At the helm of this advance were the apostles and prophets.  Apostolic teams emerged with a breadth and diversity of gift strengths.  They ensured that networking churches were established on a firm foundation of Christ.  This meant not simply teaching doctrine, but daily living (walking) in the life they had found in Christ.  The apostles knew that no foundation is truly laid in a Christian community until it becomes the authentic practised lifestyle of the members of that community.

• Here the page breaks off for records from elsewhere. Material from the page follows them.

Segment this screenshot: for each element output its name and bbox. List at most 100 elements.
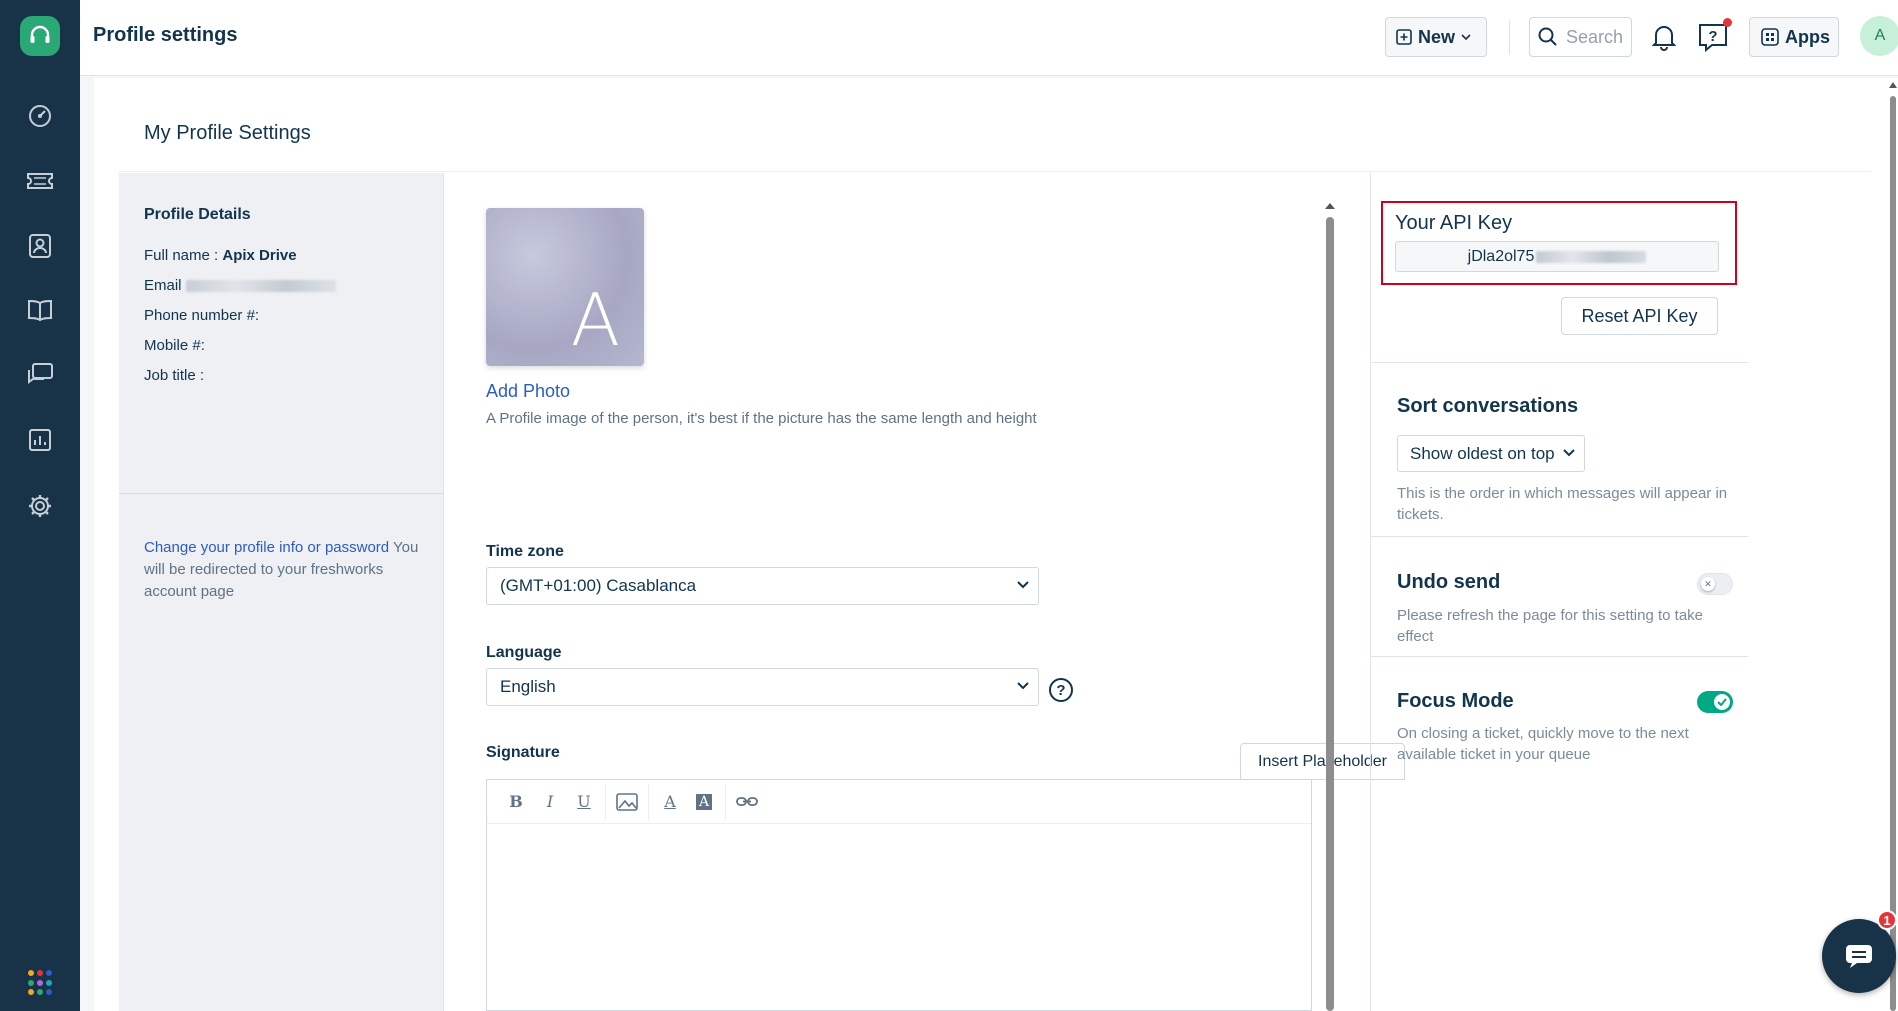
focus-mode-description: On closing a ticket, quickly move to the… bbox=[1397, 725, 1689, 763]
job-title-label: Job title : bbox=[144, 367, 205, 384]
insert-link-icon[interactable] bbox=[730, 788, 764, 816]
editor-toolbar: B I U A A bbox=[487, 780, 1311, 824]
font-color-button[interactable]: A bbox=[653, 788, 687, 816]
sort-conversations-value: Show oldest on top bbox=[1410, 443, 1555, 463]
new-button-label: New bbox=[1418, 26, 1456, 47]
main-content: My Profile Settings Profile Details Full… bbox=[94, 78, 1898, 1011]
chevron-down-icon bbox=[1017, 581, 1029, 589]
forums-icon[interactable] bbox=[24, 359, 56, 391]
timezone-value: (GMT+01:00) Casablanca bbox=[500, 576, 697, 595]
user-avatar[interactable]: A bbox=[1860, 16, 1898, 56]
focus-mode-toggle[interactable] bbox=[1697, 691, 1733, 713]
change-profile-note: Change your profile info or password You… bbox=[144, 537, 429, 603]
help-notification-dot bbox=[1723, 18, 1732, 27]
search-placeholder: Search bbox=[1566, 26, 1624, 47]
page-scrollbar[interactable] bbox=[1888, 78, 1898, 1011]
title-divider bbox=[119, 171, 1871, 172]
undo-send-description: Please refresh the page for this setting… bbox=[1397, 607, 1704, 645]
chat-unread-badge: 1 bbox=[1877, 910, 1897, 930]
underline-button[interactable]: U bbox=[567, 788, 601, 816]
email-row: Email bbox=[144, 277, 336, 294]
phone-label: Phone number #: bbox=[144, 307, 260, 324]
mobile-label: Mobile #: bbox=[144, 337, 205, 354]
search-button[interactable]: Search bbox=[1529, 17, 1632, 57]
scroll-up-arrow[interactable] bbox=[1325, 203, 1335, 209]
undo-send-toggle[interactable]: ✕ bbox=[1697, 573, 1733, 595]
email-label: Email bbox=[144, 277, 182, 294]
focus-mode-title: Focus Mode bbox=[1397, 690, 1514, 712]
left-sidebar bbox=[0, 0, 80, 1011]
checkmark-icon bbox=[1714, 694, 1730, 710]
left-panel-divider bbox=[119, 493, 444, 494]
profile-photo[interactable]: A bbox=[486, 208, 644, 366]
signature-editor[interactable]: B I U A A bbox=[486, 779, 1312, 1011]
add-photo-link[interactable]: Add Photo bbox=[486, 381, 570, 402]
chevron-down-icon bbox=[1017, 682, 1029, 690]
dashboard-icon[interactable] bbox=[24, 100, 56, 132]
bold-button[interactable]: B bbox=[499, 788, 533, 816]
language-help-icon[interactable]: ? bbox=[1049, 678, 1073, 702]
toolbar-separator bbox=[725, 783, 726, 820]
plus-square-icon bbox=[1396, 29, 1412, 45]
background-color-button[interactable]: A bbox=[687, 788, 721, 816]
background-color-label: A bbox=[695, 793, 713, 810]
api-key-redacted bbox=[1536, 250, 1647, 263]
page-scroll-thumb[interactable] bbox=[1890, 96, 1896, 1011]
profile-details-heading: Profile Details bbox=[144, 206, 251, 223]
language-label: Language bbox=[486, 644, 562, 661]
freshdesk-logo-icon[interactable] bbox=[20, 16, 60, 56]
change-profile-link[interactable]: Change your profile info or password bbox=[144, 539, 389, 556]
email-value-redacted bbox=[185, 280, 336, 293]
timezone-select[interactable]: (GMT+01:00) Casablanca bbox=[486, 567, 1039, 605]
reset-api-key-button[interactable]: Reset API Key bbox=[1561, 297, 1718, 335]
profile-details-panel: Profile Details Full name : Apix Drive E… bbox=[119, 173, 444, 1011]
toolbar-separator bbox=[605, 783, 606, 820]
tickets-icon[interactable] bbox=[24, 165, 56, 197]
chevron-down-icon bbox=[1563, 449, 1575, 457]
section-title: My Profile Settings bbox=[144, 122, 311, 144]
insert-image-icon[interactable] bbox=[610, 788, 644, 816]
chat-widget-button[interactable] bbox=[1822, 919, 1896, 993]
settings-divider bbox=[1371, 656, 1748, 657]
page-title: Profile settings bbox=[93, 24, 238, 46]
sort-conversations-title: Sort conversations bbox=[1397, 395, 1579, 417]
api-key-label: Your API Key bbox=[1395, 212, 1513, 234]
chat-icon bbox=[1846, 945, 1872, 968]
sort-conversations-description: This is the order in which messages will… bbox=[1397, 485, 1728, 523]
language-select[interactable]: English bbox=[486, 668, 1039, 706]
profile-form: A Add Photo A Profile image of the perso… bbox=[445, 173, 1405, 1011]
search-icon bbox=[1538, 27, 1557, 46]
full-name-value: Apix Drive bbox=[222, 247, 297, 264]
sort-conversations-select[interactable]: Show oldest on top bbox=[1397, 435, 1585, 472]
settings-divider bbox=[1371, 536, 1748, 537]
full-name-row: Full name : Apix Drive bbox=[144, 247, 297, 264]
api-key-value: jDla2ol75 bbox=[1467, 247, 1535, 265]
page-scroll-up-arrow[interactable] bbox=[1889, 82, 1897, 88]
apps-button[interactable]: Apps bbox=[1749, 17, 1839, 57]
photo-hint: A Profile image of the person, it's best… bbox=[486, 410, 1037, 427]
header-divider bbox=[1509, 20, 1510, 54]
settings-divider bbox=[1371, 362, 1748, 363]
app-switcher-icon[interactable] bbox=[28, 970, 54, 996]
reports-icon[interactable] bbox=[24, 424, 56, 456]
api-key-field[interactable]: jDla2ol75 bbox=[1395, 241, 1719, 272]
chevron-down-icon bbox=[1461, 34, 1471, 41]
svg-text:?: ? bbox=[1708, 28, 1717, 45]
form-scrollbar[interactable] bbox=[1325, 203, 1335, 1011]
top-header: Profile settings New Search ? Apps A bbox=[80, 0, 1898, 76]
full-name-label: Full name : bbox=[144, 247, 219, 264]
admin-gear-icon[interactable] bbox=[24, 490, 56, 522]
profile-photo-initial: A bbox=[570, 278, 620, 362]
toolbar-separator bbox=[648, 783, 649, 820]
form-scroll-thumb[interactable] bbox=[1326, 217, 1334, 1011]
api-key-box: Your API Key jDla2ol75 bbox=[1381, 201, 1737, 285]
notifications-bell-icon[interactable] bbox=[1649, 22, 1679, 52]
new-button[interactable]: New bbox=[1385, 17, 1487, 57]
knowledge-base-icon[interactable] bbox=[24, 294, 56, 326]
undo-send-title: Undo send bbox=[1397, 571, 1501, 593]
language-value: English bbox=[500, 677, 556, 696]
italic-button[interactable]: I bbox=[533, 788, 567, 816]
signature-label: Signature bbox=[486, 744, 560, 761]
apps-icon bbox=[1761, 28, 1779, 46]
contacts-icon[interactable] bbox=[24, 230, 56, 262]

In today’s world of 6 billion people, the majority will soon be in mega-cities.  There is place for the large mega-church witness, but these should integrate hundreds - if not thousands - of expressions of church in the homes.  The two expressions should not be in competition; they both have their place in revealing ‘the manifold wisdom of God’. [Eph 3:10]

Streets to Live in

The natural tendency of the human mind is to imprison itself inside thought tramlines.  We must not confine God’s purpose to being outworked in mega-church or house-church situations.  Look at Isaiah’s prophecy of God’s intention to restore ‘paths’ or ‘streets’ to live in.  Western society in its inordinate desire for privatism, seeks to live in the detached houses of present times rather than in close community life of previous generations. 

My childhood and up-bringing was in a terrace house (town house) in a street with 42 houses on one side and 40 on the other.  In this context with the close proximity of life you discovered a largeness to your family beyond the few that lived in your house; the extended family included deep relationships with many others in the street.  There was a mutual concern and regard for the welfare of each other; each family was its neighbour’s keeper.  Life tended to be one of shared experience even to the passing on of packages of clothes from one family to another as they were outgrown by the children.  Excitement and happenings in one home would be shared with the street; often in celebration there were street parties much as today in some areas you have street carnivals.  Equally, where grief came to a home it could not come to one alone but came to the many.  Children who were aspiring in education for better things were not simply encouraged by father and mother, but by many other uncles, aunts and friends in the street.  In time of need no one was alone, the street in which you lived was a living community of which you were part.  Isaiah’s prophecy of the end times is that the church in all its growth will rediscover this sense of intimacy of life together.  In this sense what Jesus spoke of as being his experience of nakedness, hunger, the aloneness of prisons, etc., was the consequence of the way the least of his people was treated, and supports Isaiah’s prophecy of the community of God.